Я улыбнулся Ла Бакфаст. И заметил, что она тоже улыбается. Разумеется, новое развитие событий ей в какой-то степени даже на руку. Благодаря маленькому, но весьма эффектному выступлению Аллен-Джонса доктор Блейкли буквально с одного щелчка вылетает из списка кандидатов на пост директора. В какой-то момент мне даже захотелось узнать: уж не предчувствовала ли Ла Бакфаст подобное развитие событий? А может, она и вовсе была вдохновительницей плана Аллен-Джонса? Нет, это уж, пожалуй, чересчур. Она, может, и наследница Макиавелли, но ее все-таки вряд ли стоит подозревать в организации «подрывных действий»…
Нет. Просто смешно предполагать такое, не правда ли? Ну конечно!
Я вышел в коридор вместе с девочкой по имени Бенедикта и сказал ей:
– Бен, я никуда не ухожу.
– Это ваше официальное заявление, сэр? Заинтересованным сторонам необходимо это знать.
– Это обещание, – сказал я. – Обещания заинтересованным сторонам достаточно?
Обещание ее, похоже, вполне удовлетворило; она улыбнулась и пояснила:
– Дело в том, сэр, что я была вынуждена исходить из вашего же мрачного высказывания «Obesa cantavit». «Толстуха отпелась».
– Неужели я действительно такое сказал? – слукавил я.
– Да, сэр, – подтвердила Бен.
Я пожал плечами.
– Ну, мало ли что у меня порой с языка срывается. Вряд ли в таких случаях ученикам стоит меня слушать.
Придя в класс, я обнаружил, что журнал Сатклифф уже принес, Макнайр отметил в нем отсутствующих, а Нью заканчивает поливать мои традесканции. Вот это да! – подумал я. А ведь в мое отсутствие мальчики зачастую действуют наиболее продуктивно. Видимо, моя политика благожелательного пренебрежения заставляет их думать самостоятельно и решать за себя, а не полагаться исключительно на мое мнение. Короче говоря, мои (в общем, немногочисленные) недостатки действуют, как оказалось, лишь во благо моим ученикам.
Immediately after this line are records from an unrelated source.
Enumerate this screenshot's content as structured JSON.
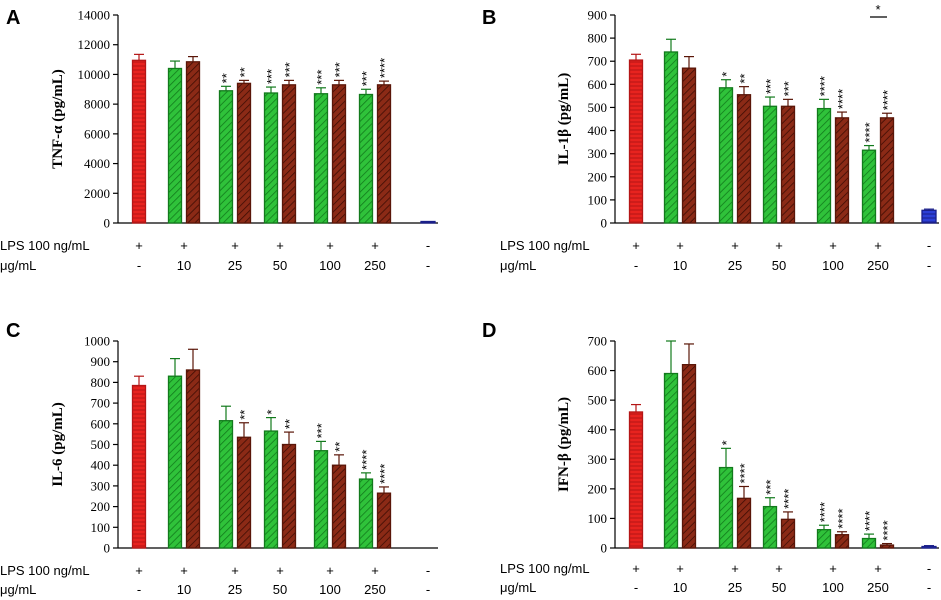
{
  "colors": {
    "lps": "#e8231f",
    "lps_stroke": "#b41616",
    "green": "#2fc23a",
    "green_stroke": "#127a1c",
    "brown": "#8b2a16",
    "brown_stroke": "#5a1608",
    "blue": "#2c3fd6",
    "blue_stroke": "#1a1f8a",
    "axis": "#000000"
  },
  "chart_data": [
    {
      "panel": "A",
      "type": "bar",
      "ylabel": "TNF-α (pg/mL)",
      "ylim": [
        0,
        14000
      ],
      "yticks": [
        0,
        2000,
        4000,
        6000,
        8000,
        10000,
        12000,
        14000
      ],
      "row1_label": "LPS 100 ng/mL",
      "row2_label": "μg/mL",
      "groups": [
        {
          "row1": "+",
          "row2": "-",
          "bars": [
            {
              "kind": "lps",
              "value": 10950,
              "err": 400,
              "sig": ""
            }
          ]
        },
        {
          "row1": "+",
          "row2": "10",
          "bars": [
            {
              "kind": "green",
              "value": 10400,
              "err": 500,
              "sig": ""
            },
            {
              "kind": "brown",
              "value": 10850,
              "err": 350,
              "sig": ""
            }
          ]
        },
        {
          "row1": "+",
          "row2": "25",
          "bars": [
            {
              "kind": "green",
              "value": 8900,
              "err": 300,
              "sig": "**"
            },
            {
              "kind": "brown",
              "value": 9400,
              "err": 200,
              "sig": "**"
            }
          ]
        },
        {
          "row1": "+",
          "row2": "50",
          "bars": [
            {
              "kind": "green",
              "value": 8750,
              "err": 400,
              "sig": "***"
            },
            {
              "kind": "brown",
              "value": 9300,
              "err": 300,
              "sig": "***"
            }
          ]
        },
        {
          "row1": "+",
          "row2": "100",
          "bars": [
            {
              "kind": "green",
              "value": 8700,
              "err": 400,
              "sig": "***"
            },
            {
              "kind": "brown",
              "value": 9300,
              "err": 300,
              "sig": "***"
            }
          ]
        },
        {
          "row1": "+",
          "row2": "250",
          "bars": [
            {
              "kind": "green",
              "value": 8650,
              "err": 350,
              "sig": "***"
            },
            {
              "kind": "brown",
              "value": 9300,
              "err": 250,
              "sig": "****"
            }
          ]
        },
        {
          "row1": "-",
          "row2": "-",
          "bars": [
            {
              "kind": "blue",
              "value": 80,
              "err": 0,
              "sig": ""
            }
          ]
        }
      ],
      "bracket": null
    },
    {
      "panel": "B",
      "type": "bar",
      "ylabel": "IL-1β (pg/mL)",
      "ylim": [
        0,
        900
      ],
      "yticks": [
        0,
        100,
        200,
        300,
        400,
        500,
        600,
        700,
        800,
        900
      ],
      "row1_label": "LPS 100 ng/mL",
      "row2_label": "μg/mL",
      "groups": [
        {
          "row1": "+",
          "row2": "-",
          "bars": [
            {
              "kind": "lps",
              "value": 705,
              "err": 25,
              "sig": ""
            }
          ]
        },
        {
          "row1": "+",
          "row2": "10",
          "bars": [
            {
              "kind": "green",
              "value": 740,
              "err": 55,
              "sig": ""
            },
            {
              "kind": "brown",
              "value": 670,
              "err": 50,
              "sig": ""
            }
          ]
        },
        {
          "row1": "+",
          "row2": "25",
          "bars": [
            {
              "kind": "green",
              "value": 585,
              "err": 35,
              "sig": "*"
            },
            {
              "kind": "brown",
              "value": 555,
              "err": 35,
              "sig": "**"
            }
          ]
        },
        {
          "row1": "+",
          "row2": "50",
          "bars": [
            {
              "kind": "green",
              "value": 505,
              "err": 40,
              "sig": "***"
            },
            {
              "kind": "brown",
              "value": 505,
              "err": 30,
              "sig": "***"
            }
          ]
        },
        {
          "row1": "+",
          "row2": "100",
          "bars": [
            {
              "kind": "green",
              "value": 495,
              "err": 40,
              "sig": "****"
            },
            {
              "kind": "brown",
              "value": 455,
              "err": 25,
              "sig": "****"
            }
          ]
        },
        {
          "row1": "+",
          "row2": "250",
          "bars": [
            {
              "kind": "green",
              "value": 315,
              "err": 20,
              "sig": "****"
            },
            {
              "kind": "brown",
              "value": 455,
              "err": 20,
              "sig": "****"
            }
          ]
        },
        {
          "row1": "-",
          "row2": "-",
          "bars": [
            {
              "kind": "blue",
              "value": 55,
              "err": 5,
              "sig": ""
            }
          ]
        }
      ],
      "bracket": {
        "group": 5,
        "label": "*"
      }
    },
    {
      "panel": "C",
      "type": "bar",
      "ylabel": "IL-6 (pg/mL)",
      "ylim": [
        0,
        1000
      ],
      "yticks": [
        0,
        100,
        200,
        300,
        400,
        500,
        600,
        700,
        800,
        900,
        1000
      ],
      "row1_label": "LPS 100 ng/mL",
      "row2_label": "μg/mL",
      "groups": [
        {
          "row1": "+",
          "row2": "-",
          "bars": [
            {
              "kind": "lps",
              "value": 785,
              "err": 45,
              "sig": ""
            }
          ]
        },
        {
          "row1": "+",
          "row2": "10",
          "bars": [
            {
              "kind": "green",
              "value": 830,
              "err": 85,
              "sig": ""
            },
            {
              "kind": "brown",
              "value": 860,
              "err": 100,
              "sig": ""
            }
          ]
        },
        {
          "row1": "+",
          "row2": "25",
          "bars": [
            {
              "kind": "green",
              "value": 615,
              "err": 70,
              "sig": ""
            },
            {
              "kind": "brown",
              "value": 535,
              "err": 70,
              "sig": "**"
            }
          ]
        },
        {
          "row1": "+",
          "row2": "50",
          "bars": [
            {
              "kind": "green",
              "value": 565,
              "err": 65,
              "sig": "*"
            },
            {
              "kind": "brown",
              "value": 500,
              "err": 60,
              "sig": "**"
            }
          ]
        },
        {
          "row1": "+",
          "row2": "100",
          "bars": [
            {
              "kind": "green",
              "value": 470,
              "err": 45,
              "sig": "***"
            },
            {
              "kind": "brown",
              "value": 400,
              "err": 50,
              "sig": "**"
            }
          ]
        },
        {
          "row1": "+",
          "row2": "250",
          "bars": [
            {
              "kind": "green",
              "value": 333,
              "err": 30,
              "sig": "****"
            },
            {
              "kind": "brown",
              "value": 265,
              "err": 30,
              "sig": "****"
            }
          ]
        },
        {
          "row1": "-",
          "row2": "-",
          "bars": []
        }
      ],
      "bracket": null
    },
    {
      "panel": "D",
      "type": "bar",
      "ylabel": "IFN-β (pg/mL)",
      "ylim": [
        0,
        700
      ],
      "yticks": [
        0,
        100,
        200,
        300,
        400,
        500,
        600,
        700
      ],
      "row1_label": "LPS 100 ng/mL",
      "row2_label": "μg/mL",
      "groups": [
        {
          "row1": "+",
          "row2": "-",
          "bars": [
            {
              "kind": "lps",
              "value": 460,
              "err": 25,
              "sig": ""
            }
          ]
        },
        {
          "row1": "+",
          "row2": "10",
          "bars": [
            {
              "kind": "green",
              "value": 590,
              "err": 110,
              "sig": ""
            },
            {
              "kind": "brown",
              "value": 620,
              "err": 70,
              "sig": ""
            }
          ]
        },
        {
          "row1": "+",
          "row2": "25",
          "bars": [
            {
              "kind": "green",
              "value": 272,
              "err": 65,
              "sig": "*"
            },
            {
              "kind": "brown",
              "value": 168,
              "err": 40,
              "sig": "****"
            }
          ]
        },
        {
          "row1": "+",
          "row2": "50",
          "bars": [
            {
              "kind": "green",
              "value": 140,
              "err": 30,
              "sig": "***"
            },
            {
              "kind": "brown",
              "value": 97,
              "err": 25,
              "sig": "****"
            }
          ]
        },
        {
          "row1": "+",
          "row2": "100",
          "bars": [
            {
              "kind": "green",
              "value": 62,
              "err": 15,
              "sig": "****"
            },
            {
              "kind": "brown",
              "value": 45,
              "err": 10,
              "sig": "****"
            }
          ]
        },
        {
          "row1": "+",
          "row2": "250",
          "bars": [
            {
              "kind": "green",
              "value": 32,
              "err": 15,
              "sig": "****"
            },
            {
              "kind": "brown",
              "value": 10,
              "err": 5,
              "sig": "****"
            }
          ]
        },
        {
          "row1": "-",
          "row2": "-",
          "bars": [
            {
              "kind": "blue",
              "value": 5,
              "err": 3,
              "sig": ""
            }
          ]
        }
      ],
      "bracket": null
    }
  ]
}
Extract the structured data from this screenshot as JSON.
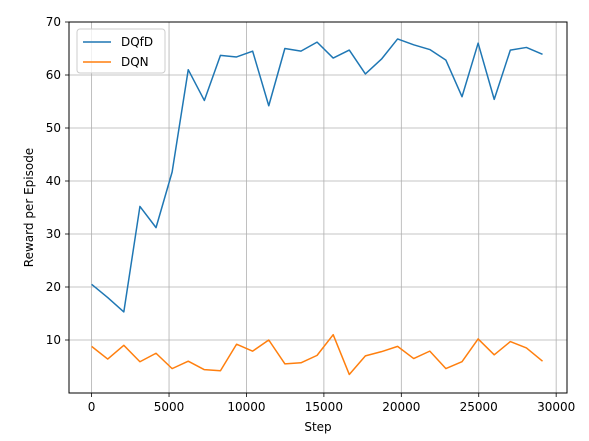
{
  "chart_data": {
    "type": "line",
    "xlabel": "Step",
    "ylabel": "Reward per Episode",
    "xlim": [
      -1460,
      30700
    ],
    "ylim": [
      0,
      70
    ],
    "xticks": [
      0,
      5000,
      10000,
      15000,
      20000,
      25000,
      30000
    ],
    "yticks": [
      10,
      20,
      30,
      40,
      50,
      60,
      70
    ],
    "grid": true,
    "legend_position": "top-left",
    "series": [
      {
        "name": "DQfD",
        "color": "#1f77b4",
        "x": [
          0,
          1040,
          2080,
          3120,
          4160,
          5200,
          6240,
          7280,
          8320,
          9360,
          10400,
          11440,
          12480,
          13520,
          14560,
          15600,
          16640,
          17680,
          18720,
          19760,
          20800,
          21840,
          22880,
          23920,
          24960,
          26000,
          27040,
          28080,
          29120
        ],
        "values": [
          20.5,
          18.0,
          15.3,
          35.2,
          31.2,
          41.7,
          61.0,
          55.2,
          63.7,
          63.4,
          64.5,
          54.2,
          65.0,
          64.5,
          66.2,
          63.2,
          64.7,
          60.2,
          63.0,
          66.8,
          65.7,
          64.8,
          62.8,
          55.9,
          66.0,
          55.4,
          64.7,
          65.2,
          63.9
        ]
      },
      {
        "name": "DQN",
        "color": "#ff7f0e",
        "x": [
          0,
          1040,
          2080,
          3120,
          4160,
          5200,
          6240,
          7280,
          8320,
          9360,
          10400,
          11440,
          12480,
          13520,
          14560,
          15600,
          16640,
          17680,
          18720,
          19760,
          20800,
          21840,
          22880,
          23920,
          24960,
          26000,
          27040,
          28080,
          29120
        ],
        "values": [
          8.8,
          6.4,
          9.0,
          5.9,
          7.5,
          4.6,
          6.0,
          4.4,
          4.2,
          9.2,
          7.9,
          10.0,
          5.5,
          5.7,
          7.1,
          11.0,
          3.5,
          7.0,
          7.8,
          8.8,
          6.5,
          7.9,
          4.6,
          5.9,
          10.2,
          7.2,
          9.7,
          8.5,
          6.0
        ]
      }
    ]
  }
}
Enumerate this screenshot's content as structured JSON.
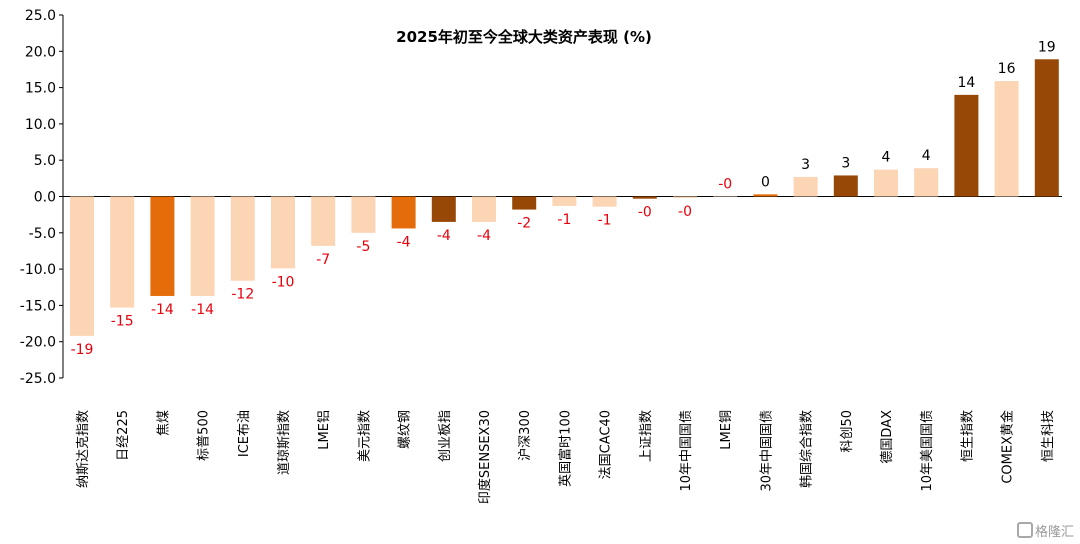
{
  "chart_data": {
    "type": "bar",
    "title": "2025年初至今全球大类资产表现 (%)",
    "xlabel": "",
    "ylabel": "",
    "ylim": [
      -25,
      25
    ],
    "yticks": [
      25,
      20,
      15,
      10,
      5,
      0,
      -5,
      -10,
      -15,
      -20,
      -25
    ],
    "ytick_labels": [
      "25.0",
      "20.0",
      "15.0",
      "10.0",
      "5.0",
      "0.0",
      "-5.0",
      "-10.0",
      "-15.0",
      "-20.0",
      "-25.0"
    ],
    "grid": false,
    "legend": "none",
    "categories": [
      "纳斯达克指数",
      "日经225",
      "焦煤",
      "标普500",
      "ICE布油",
      "道琼斯指数",
      "LME铝",
      "美元指数",
      "螺纹钢",
      "创业板指",
      "印度SENSEX30",
      "沪深300",
      "英国富时100",
      "法国CAC40",
      "上证指数",
      "10年中国国债",
      "LME铜",
      "30年中国国债",
      "韩国综合指数",
      "科创50",
      "德国DAX",
      "10年美国国债",
      "恒生指数",
      "COMEX黄金",
      "恒生科技"
    ],
    "values": [
      -19.2,
      -15.3,
      -13.7,
      -13.7,
      -11.6,
      -9.9,
      -6.8,
      -5.0,
      -4.4,
      -3.5,
      -3.5,
      -1.8,
      -1.3,
      -1.4,
      -0.3,
      -0.2,
      0.0,
      0.3,
      2.7,
      2.9,
      3.7,
      3.9,
      14.0,
      15.9,
      18.9
    ],
    "data_labels": [
      "-19",
      "-15",
      "-14",
      "-14",
      "-12",
      "-10",
      "-7",
      "-5",
      "-4",
      "-4",
      "-4",
      "-2",
      "-1",
      "-1",
      "-0",
      "-0",
      "-0",
      "0",
      "3",
      "3",
      "4",
      "4",
      "14",
      "16",
      "19"
    ],
    "bar_colors": [
      "#FCD5B5",
      "#FCD5B5",
      "#E46C0A",
      "#FCD5B5",
      "#FCD5B5",
      "#FCD5B5",
      "#FCD5B5",
      "#FCD5B5",
      "#E46C0A",
      "#974806",
      "#FCD5B5",
      "#974806",
      "#FCD5B5",
      "#FCD5B5",
      "#974806",
      "#FCD5B5",
      "#FCD5B5",
      "#E46C0A",
      "#FCD5B5",
      "#974806",
      "#FCD5B5",
      "#FCD5B5",
      "#974806",
      "#FCD5B5",
      "#974806"
    ],
    "colors": {
      "negative_label": "#E8000B",
      "positive_label": "#000000"
    }
  },
  "watermark": {
    "text": "格隆汇",
    "icon": "glh-logo-icon"
  }
}
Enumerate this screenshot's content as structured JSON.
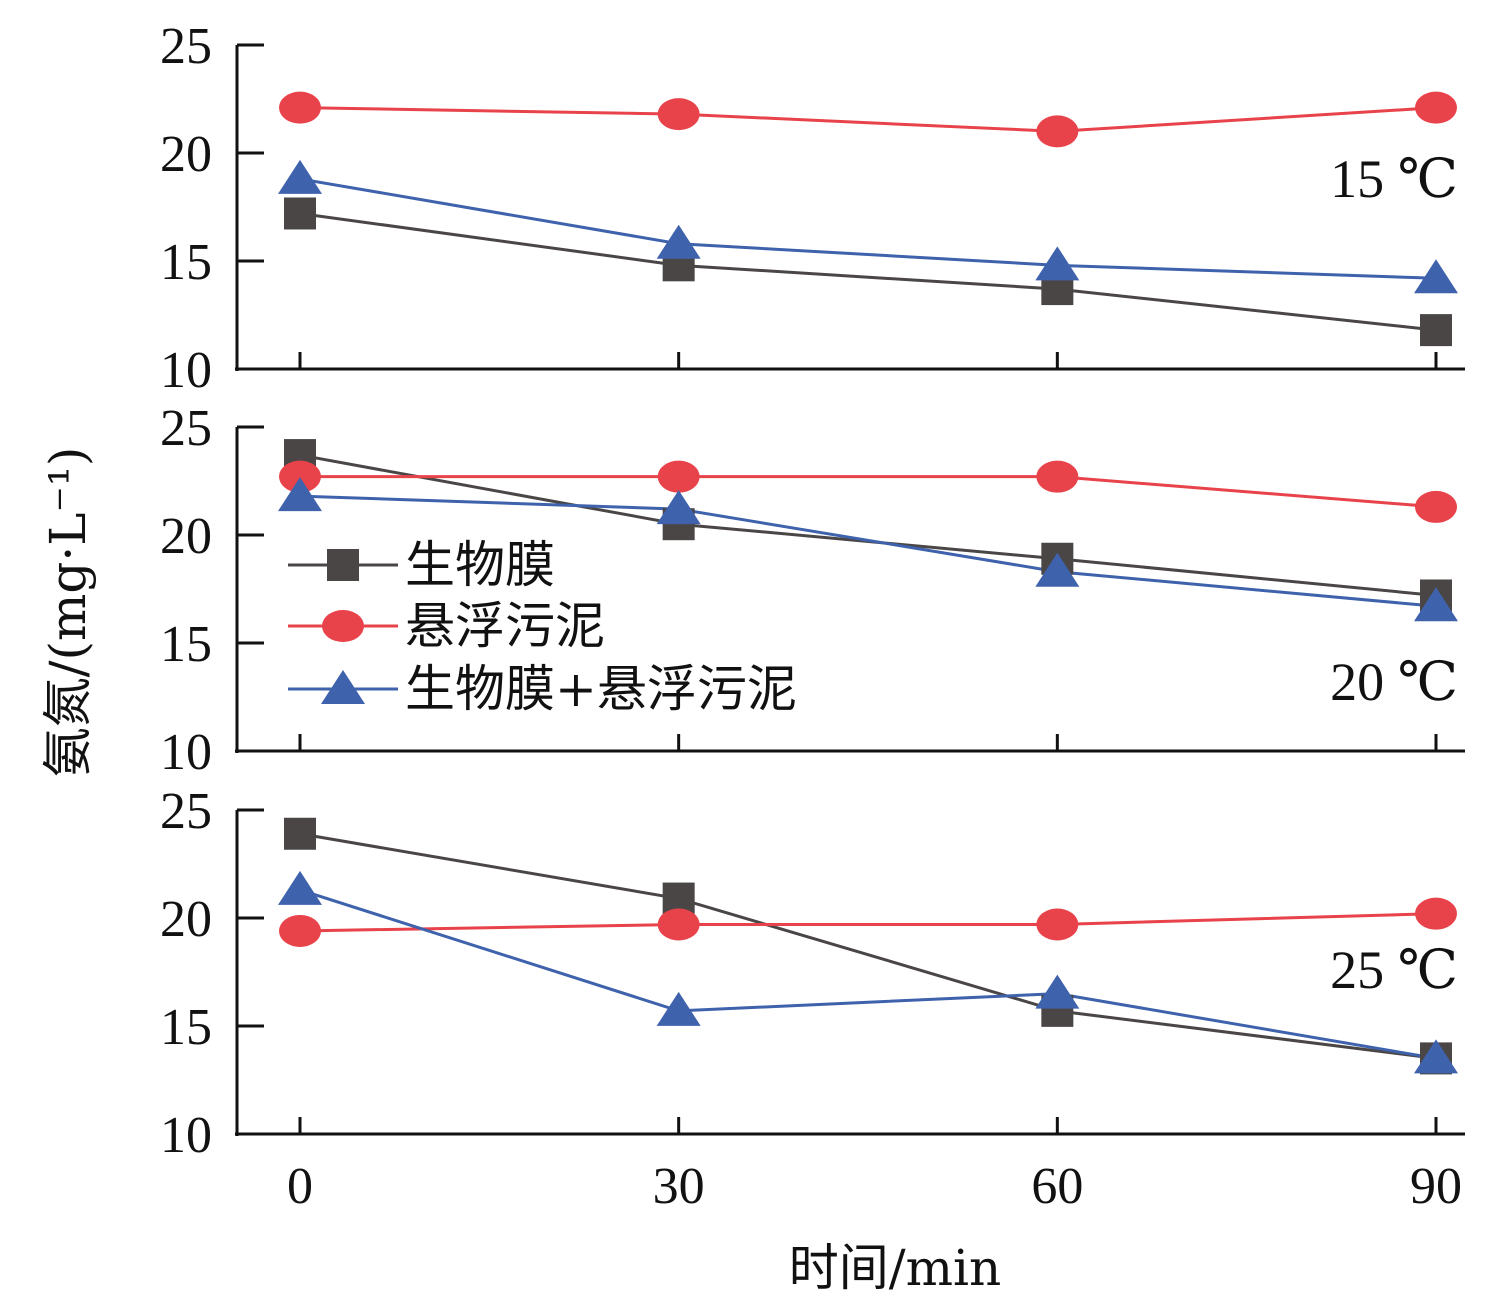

Я сунул руку в ящик письменного стола, чтобы вытащить оттуда пакетик с лакричными леденцами, и обнаружил там присланного Гарри садового гнома и бутылку кларета. На физиономии гнома играла слегка развратная улыбка. Должно быть, Дивайн все-таки вернул его мне. Поистине этот человек оказался полон сюрпризов!
Я вытащил гнома и водрузил его на стол.
– Новые поставки, сэр? – спросил Аллен-Джонс.
– Нет. Просто напоминание, – сказал я. – Где гном, там и душа.
Эпилог
Грамматическая школа «Сент-Освальдз»
Осенний триместр, 12 ноября 2005
Капелла «Сент-Освальдз» построена в шестнадцатом веке и внесена в список зданий, особо охраняемых государством, что постоянно вызывает негодование нашего казначея, ибо он, протестант, считает трату денег на постоянный уход за часовней и ее ремонт никому не нужным излишеством в нынешнюю эпоху возрожденного аскетизма. А мне наша капелла, пожалуй, даже нравится; мне приятно видеть эти маленькие окошки-витражи, и маслянистый камень стен, и старые дубовые молельные скамьи, истертые задами и покрытые бесчисленными шрамами, ибо столькие поколения школьников тайком в полутьме вырезали на них свои имена.